What are the main types of anti-robot mechanisms?
You may have read a lot about some tricks to defeat scraping such as changing your scraping browser's "User Agent" settings, however that's only the start of the story.
In reality there are multiple ways that a service can detect your scraping attempts, changing the user-agent is just a small trick that may or may not help.
It's important to look at the whole session not with just "am I detected or not" perspective, but as a score between 1 and 10, with 10 being "looks like a robot!" and 1 being "hey nice browser and pretty human!"
So let's break it down a bit further, what are the main factors?
Browser fingerprinting
Anti-robot score importance: High
This is a tricky subject, as it's probably the fastest evolving part of anti-robot technologies, so we'll break it down into a few parts.
Browser headers - User Agent
Anti-robot score importance: Medium/Low
Headers such as "User agent" are sent on request, and may identify you as a robot, the problem is that since Chrome 89 there's a new subset of headers that are sent...
https://developer.chrome.com/docs/privacy-security/user-agent-client-hints
Browsers also emit such headers as "Sec-CH-UA
", not just simple old school "User agent" headers.
For example;
Sec-CH-UA: "Chromium";v="93", "Google Chrome";v="93", " Not;A Brand";v="99"
Sec-CH-UA-Mobile: ?0
Sec-CH-UA-Platform: "macOS"
Fortunately these can be turned off with the Chrome flag --disable-features=UserAgentClientHint
So just overriding the "User-agent" header without disabling this increases the chances of being detected as a robot, but so does disabling the feature altogether..
Browser TLS/SSL/TCP-IP fingerprinting
Anti-robot score importance: Medium/High
There also exists a few methods to fingerprint the actual connection "pattern" that the browser makes when performing the SSL connection with the webserver, JA3 and now JA4+ are just one of many libraries/methods out there that perform this.
Because the browser is compiled with a certain set/versions of SSL libraries, the connection itself from the browser can be fingerprinted
More here https://github.com/salesforce/ja3
"TLS and it’s predecessor, SSL, I will refer to both as “SSL” for simplicity, are used to encrypt communication for both common applications, to keep your data secure, and malware, so it can hide in the noise. To initiate a SSL session, a client will send a SSL Client Hello packet following the TCP 3-way handshake. This packet and the way in which it is generated is dependant on packages and methods used when building the client application. The server, if accepting SSL connections, will respond with a SSL Server Hello packet that is formulated based on server-side libraries and configurations as well as details in the Client Hello. Because SSL negotiations are transmitted in the clear, it’s possible to fingerprint and identify client applications using the details in the SSL Client Hello packet."

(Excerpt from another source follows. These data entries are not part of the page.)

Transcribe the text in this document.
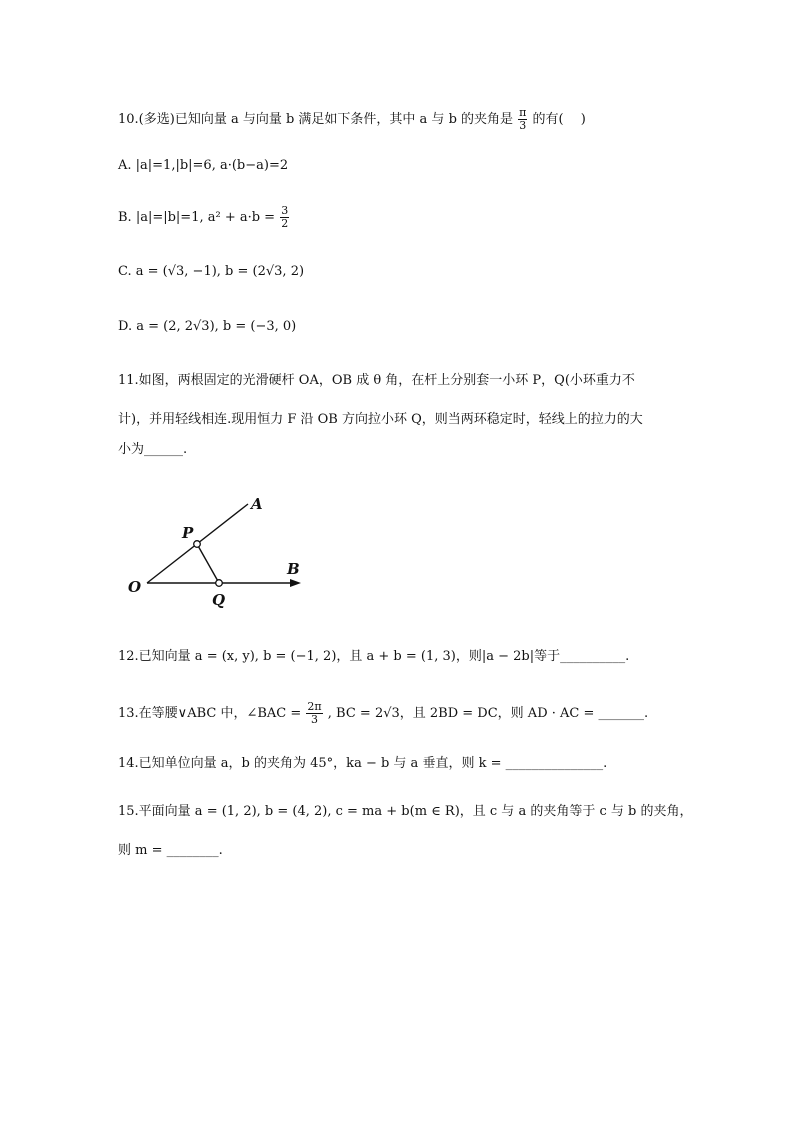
10.(多选)已知向量 a 与向量 b 满足如下条件，其中 a 与 b 的夹角是 $\frac{\pi}{3}$ 的有(　 )
A. |a|=1,|b|=6, a·(b−a)=2
B. |a|=|b|=1, $a^2 + a\cdot b = \frac{3}{2}$
C. a = (√3, −1), b = (2√3, 2)
D. a = (2, 2√3), b = (−3, 0)
11.如图，两根固定的光滑硬杆 OA，OB 成 θ 角，在杆上分别套一小环 P，Q(小环重力不
计)，并用轻线相连.现用恒力 F 沿 OB 方向拉小环 Q，则当两环稳定时，轻线上的拉力的大
小为______.
A
B
O
P
Q
12.已知向量 a = (x, y), b = (−1, 2)，且 a + b = (1, 3)，则|a − 2b|等于__________.
13.在等腰∨ABC 中，∠BAC = $\frac{2\pi}{3}$ , BC = 2√3，且 2BD = DC，则 AD · AC = _______.
14.已知单位向量 a，b 的夹角为 45°，ka − b 与 a 垂直，则 k = _______________.
15.平面向量 a = (1, 2), b = (4, 2), c = ma + b(m ∈ R)，且 c 与 a 的夹角等于 c 与 b 的夹角，
则 m = ________.
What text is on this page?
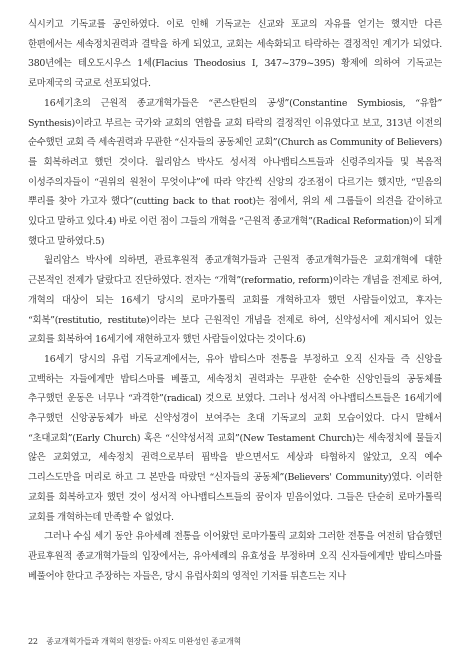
식시키고 기독교를 공인하였다. 이로 인해 기독교는 신교와 포교의 자유를 얻기는 했지만 다른 한편에서는 세속정치권력과 결탁을 하게 되었고, 교회는 세속화되고 타락하는 결정적인 계기가 되었다. 380년에는 테오도시우스 1세(Flacius Theodosius I, 347~379~395) 황제에 의하여 기독교는 로마제국의 국교로 선포되었다.

16세기초의 근원적 종교개혁가들은 “콘스탄틴의 공생”(Constantine Symbiosis, “유합” Synthesis)이라고 부르는 국가와 교회의 연합을 교회 타락의 결정적인 이유였다고 보고, 313년 이전의 순수했던 교회 즉 세속권력과 무관한 “신자들의 공동체인 교회”(Church as Community of Believers)를 회복하려고 했던 것이다. 월리암스 박사도 성서적 아나뱁티스트들과 신령주의자들 및 복음적 이성주의자들이 “권위의 원천이 무엇이냐”에 따라 약간씩 신앙의 강조점이 다르기는 했지만, “믿음의 뿌리를 찾아 가고자 했다”(cutting back to that root)는 점에서, 위의 세 그룹들이 의견을 같이하고 있다고 말하고 있다.4) 바로 이런 점이 그들의 개혁을 “근원적 종교개혁”(Radical Reformation)이 되게 했다고 말하였다.5)

월리암스 박사에 의하면, 관료후원적 종교개혁가들과 근원적 종교개혁가들은 교회개혁에 대한 근본적인 전제가 달랐다고 진단하였다. 전자는 “개혁”(reformatio, reform)이라는 개념을 전제로 하여, 개혁의 대상이 되는 16세기 당시의 로마가톨릭 교회를 개혁하고자 했던 사람들이었고, 후자는 “회복”(restitutio, restitute)이라는 보다 근원적인 개념을 전제로 하여, 신약성서에 제시되어 있는 교회를 회복하여 16세기에 재현하고자 했던 사람들이었다는 것이다.6)

16세기 당시의 유럽 기독교계에서는, 유아 밥티스마 전통을 부정하고 오직 신자들 즉 신앙을 고백하는 자들에게만 밥티스마를 베풀고, 세속정치 권력과는 무관한 순수한 신앙인들의 공동체를 추구했던 운동은 너무나 “과격한”(radical) 것으로 보였다. 그러나 성서적 아나뱁티스트들은 16세기에 추구했던 신앙공동체가 바로 신약성경이 보여주는 초대 기독교의 교회 모습이었다. 다시 말해서 “초대교회”(Early Church) 혹은 “신약성서적 교회”(New Testament Church)는 세속정치에 물들지 않은 교회였고, 세속정치 권력으로부터 핍박을 받으면서도 세상과 타협하지 않았고, 오직 예수 그리스도만을 머리로 하고 그 본만을 따랐던 “신자들의 공동체”(Believers' Community)였다. 이러한 교회를 회복하고자 했던 것이 성서적 아나뱁티스트들의 꿈이자 믿음이었다. 그들은 단순히 로마가톨릭 교회를 개혁하는데 만족할 수 없었다.

그러나 수십 세기 동안 유아세례 전통을 이어왔던 로마가톨릭 교회와 그러한 전통을 여전히 답습했던 관료후원적 종교개혁가들의 입장에서는, 유아세례의 유효성을 부정하며 오직 신자들에게만 밥티스마를 베풀어야 한다고 주장하는 자들은, 당시 유럽사회의 영적인 기저를 뒤흔드는 지나

22 종교개혁가들과 개혁의 현장들: 아직도 미완성인 종교개혁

"With JA3S it is possible to fingerprint the entire cryptographic negotiation between client and it's server by combining JA3 + JA3S. That is because servers will respond to different clients differently but will always respond to the same client the same."
We're not aware of an easy work-around for this case, however perhaps using a specialist proxy service or other could help, this espicially affects Puppeteer type browsers that are all shipped with similar SSL/chrome libraries
Browser fingerprinting in general
Anti-robot score importance: Medium
There are many technologies here, for example some anti-robot services will attempt to detect the actual hardware you're running on and compare that against a database of known configurations, if it looks "weird" it will increase your robot rating
The IP address that you're calling from
Anti-robot score importance: Medium
IP address plays a fairly important role, many services such as Cloudflare protect their customers by rating the IP address you are calling from, if you are calling from a cheap data-centre proxy for example (the most common kind of paid proxy), they already know their IP ranges and will rate the possibility higher that you're a robot.
Use quality residential proxies, preferably via a "SOCKS" connection so that it does not relay to the remote end that you're even using a proxy.
Scraping behaviour in general
Anti-robot score importance: Low
With computing power being quite high and costs cheap, this is not as important as it used to be, but many services will block you if you scrape too many pages concurrently or too fast sequentially, always be a "good internet scraper" and limit your scraping methods.
Deny-at-start and allow-later
Anti-robot score importance: Hard to say
Some services assume EVERYONE is a robot, and block you at the start then use some fingerprinting to identify you going forwards, this is usually some kind of CAPTCHA or other process, then the browser is fingerprinted and you're allowed in there on.